Sinirliydim. Gözümdeki yaşlar çoktan kurumuştu.
'Ben Kardi.' dedi elini uzatarak.
'Ne yapayım?'
'Bu kadar sert olmak zorunda mısın çirkin ördek yavrusu?'
'Ben sinirli değilim ve bana çirkin ördek yavrusu demekten vazgeç. Annem hayatında görüp görebileceğin en güzel bayandır!'
'Sen demek ki babana çekmişsin.' demesiyle benim göz yaşlarım boşaldı onun ise kahkahası.
'Ne oldu neden ağlıyorsun?'
'Sus!'
'Neden?'
'Merak ediyordun ya hani neden kendimi öldürmek istediğimi. Babam öldü benim sırf ben o kadar çok alış-veriş yaptığım. Beklentilerimin fazla olduğundan battı sonra. Eğer o gün daha erken gitmiş olsaydım yanına belki şimdi... onu yolundan çevirmiş... ölmesini engellemiş olurdum. Ama yoookk ben o gerizekalılar kadına baktım. Alış-verişe çıktım. Allah kahretsin o alış-verişi! Keşke... keşke o alış-verişe gitmeseydim.'
'Senin suçun değil olacakmış olmuş...'
'Hayır benim suçum. Özellikle batması. Ve zaten o yüzden öldü.' deyip ağlamaya başladım.
'Hani diyordum ya biraz unutmak... Alkol alır mısın?'
'Asla!'
'Ama yaşadıklarını bir nebze unutturursun. Rahatlarsın. Söz sarhoş olunca dokunmayacağım sana.'
'Sadece azıcık. O da bu acıya dayanamadığım için.'
Bir şişe uzattı. Kafama diktim. Tadını tam alamadım. Ama değişikti yüzümü buruşturup kafamı salladım.
'İn içişin değil mi?' dedi kendisi de kafaya dikerken. Arkama baktığımda bir sürü şişe olduğunu gördüm. Bu kadar alkolü ne yapacaktı? Hepsini içmeyecekti değil mi?

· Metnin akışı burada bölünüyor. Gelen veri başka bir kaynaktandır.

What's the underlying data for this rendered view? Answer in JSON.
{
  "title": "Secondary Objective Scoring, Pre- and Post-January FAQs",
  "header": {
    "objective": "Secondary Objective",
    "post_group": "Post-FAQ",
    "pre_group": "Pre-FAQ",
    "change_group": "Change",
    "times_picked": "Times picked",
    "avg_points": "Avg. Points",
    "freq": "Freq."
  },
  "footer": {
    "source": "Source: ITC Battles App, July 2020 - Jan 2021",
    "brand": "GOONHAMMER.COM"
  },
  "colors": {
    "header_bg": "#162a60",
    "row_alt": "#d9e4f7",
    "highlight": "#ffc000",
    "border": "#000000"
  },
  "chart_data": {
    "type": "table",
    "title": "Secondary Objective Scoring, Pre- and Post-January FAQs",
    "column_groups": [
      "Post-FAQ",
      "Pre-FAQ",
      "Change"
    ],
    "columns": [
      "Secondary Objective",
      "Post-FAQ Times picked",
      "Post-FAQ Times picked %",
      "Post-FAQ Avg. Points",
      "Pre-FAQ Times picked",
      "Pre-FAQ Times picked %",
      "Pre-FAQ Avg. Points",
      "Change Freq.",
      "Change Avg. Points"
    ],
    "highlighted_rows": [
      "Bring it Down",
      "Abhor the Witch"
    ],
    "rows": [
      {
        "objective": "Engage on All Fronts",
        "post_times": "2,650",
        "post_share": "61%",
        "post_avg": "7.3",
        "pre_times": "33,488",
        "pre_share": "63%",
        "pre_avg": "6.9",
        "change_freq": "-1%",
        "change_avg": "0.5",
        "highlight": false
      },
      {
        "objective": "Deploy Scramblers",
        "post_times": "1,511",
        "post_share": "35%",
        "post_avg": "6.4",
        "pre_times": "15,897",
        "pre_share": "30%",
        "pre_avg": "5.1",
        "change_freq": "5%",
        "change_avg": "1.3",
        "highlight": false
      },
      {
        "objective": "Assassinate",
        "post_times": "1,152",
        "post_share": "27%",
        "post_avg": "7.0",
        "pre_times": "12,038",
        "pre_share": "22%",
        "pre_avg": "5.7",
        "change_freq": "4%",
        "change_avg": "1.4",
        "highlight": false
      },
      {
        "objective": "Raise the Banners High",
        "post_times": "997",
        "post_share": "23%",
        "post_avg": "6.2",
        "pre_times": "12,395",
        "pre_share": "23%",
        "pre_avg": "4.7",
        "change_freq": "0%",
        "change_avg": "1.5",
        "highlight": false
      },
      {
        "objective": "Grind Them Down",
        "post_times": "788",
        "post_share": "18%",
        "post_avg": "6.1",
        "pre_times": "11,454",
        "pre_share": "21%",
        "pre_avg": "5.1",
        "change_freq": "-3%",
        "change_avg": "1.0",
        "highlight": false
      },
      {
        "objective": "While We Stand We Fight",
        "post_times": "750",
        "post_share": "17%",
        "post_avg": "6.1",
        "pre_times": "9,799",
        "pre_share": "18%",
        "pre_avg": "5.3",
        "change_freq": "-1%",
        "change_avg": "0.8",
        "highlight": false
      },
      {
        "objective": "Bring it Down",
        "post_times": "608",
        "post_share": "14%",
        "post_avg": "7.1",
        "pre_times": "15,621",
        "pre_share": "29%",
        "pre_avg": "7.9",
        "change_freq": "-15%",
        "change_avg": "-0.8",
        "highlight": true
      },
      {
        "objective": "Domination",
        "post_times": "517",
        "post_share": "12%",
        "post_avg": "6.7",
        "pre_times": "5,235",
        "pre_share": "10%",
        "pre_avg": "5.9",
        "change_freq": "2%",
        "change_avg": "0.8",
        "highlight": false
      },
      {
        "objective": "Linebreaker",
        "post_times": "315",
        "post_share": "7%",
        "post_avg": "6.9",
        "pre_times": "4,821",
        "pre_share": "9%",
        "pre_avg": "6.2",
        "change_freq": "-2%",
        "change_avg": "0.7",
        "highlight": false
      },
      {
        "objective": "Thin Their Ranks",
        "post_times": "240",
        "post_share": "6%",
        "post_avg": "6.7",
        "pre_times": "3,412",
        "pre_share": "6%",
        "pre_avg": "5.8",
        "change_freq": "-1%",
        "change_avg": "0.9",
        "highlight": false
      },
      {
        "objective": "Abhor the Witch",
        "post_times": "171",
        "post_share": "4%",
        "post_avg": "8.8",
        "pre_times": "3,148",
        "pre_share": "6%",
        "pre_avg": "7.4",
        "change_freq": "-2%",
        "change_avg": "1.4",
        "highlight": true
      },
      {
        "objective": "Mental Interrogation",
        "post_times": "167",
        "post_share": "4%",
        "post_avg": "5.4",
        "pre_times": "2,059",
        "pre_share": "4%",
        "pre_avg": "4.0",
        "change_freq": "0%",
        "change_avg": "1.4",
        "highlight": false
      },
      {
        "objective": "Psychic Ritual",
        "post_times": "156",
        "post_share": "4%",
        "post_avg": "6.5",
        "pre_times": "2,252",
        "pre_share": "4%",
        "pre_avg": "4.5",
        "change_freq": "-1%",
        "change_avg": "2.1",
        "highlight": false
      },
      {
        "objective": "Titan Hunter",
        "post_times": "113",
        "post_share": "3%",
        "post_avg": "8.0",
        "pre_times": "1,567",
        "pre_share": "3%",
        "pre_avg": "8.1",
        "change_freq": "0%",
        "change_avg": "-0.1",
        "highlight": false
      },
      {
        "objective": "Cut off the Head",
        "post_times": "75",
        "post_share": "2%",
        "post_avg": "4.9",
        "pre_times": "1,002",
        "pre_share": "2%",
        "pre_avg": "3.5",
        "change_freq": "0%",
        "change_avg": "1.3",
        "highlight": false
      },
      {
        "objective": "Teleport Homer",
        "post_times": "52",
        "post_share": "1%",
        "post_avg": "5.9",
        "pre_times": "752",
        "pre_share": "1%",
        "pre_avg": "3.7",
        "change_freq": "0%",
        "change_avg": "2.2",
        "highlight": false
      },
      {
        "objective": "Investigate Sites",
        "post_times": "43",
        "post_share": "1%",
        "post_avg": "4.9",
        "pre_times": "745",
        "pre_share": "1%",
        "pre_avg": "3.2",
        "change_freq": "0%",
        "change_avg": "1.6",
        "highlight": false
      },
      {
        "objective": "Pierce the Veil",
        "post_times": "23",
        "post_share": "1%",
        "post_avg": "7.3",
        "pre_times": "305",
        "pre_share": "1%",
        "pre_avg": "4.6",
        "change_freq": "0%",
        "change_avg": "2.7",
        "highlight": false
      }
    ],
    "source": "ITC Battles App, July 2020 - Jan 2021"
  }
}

'Evet de senin ne derdin var bu kadar alkol aldın?'
'Ben... aslında o günü hatırlıyor musun? Hani benim arabama girdiğiniz gün. İşte o babamındı manevi değerde buydu. Babamın ölüm yıl dönümü bu gün 5 sene oldu ama hala alışamadım. Ben de kendimi böyle avutuyorum işte. Kardeşim de harap oluyor belki benden daha çok ama... O benden hep daha dayanıklıydı işte.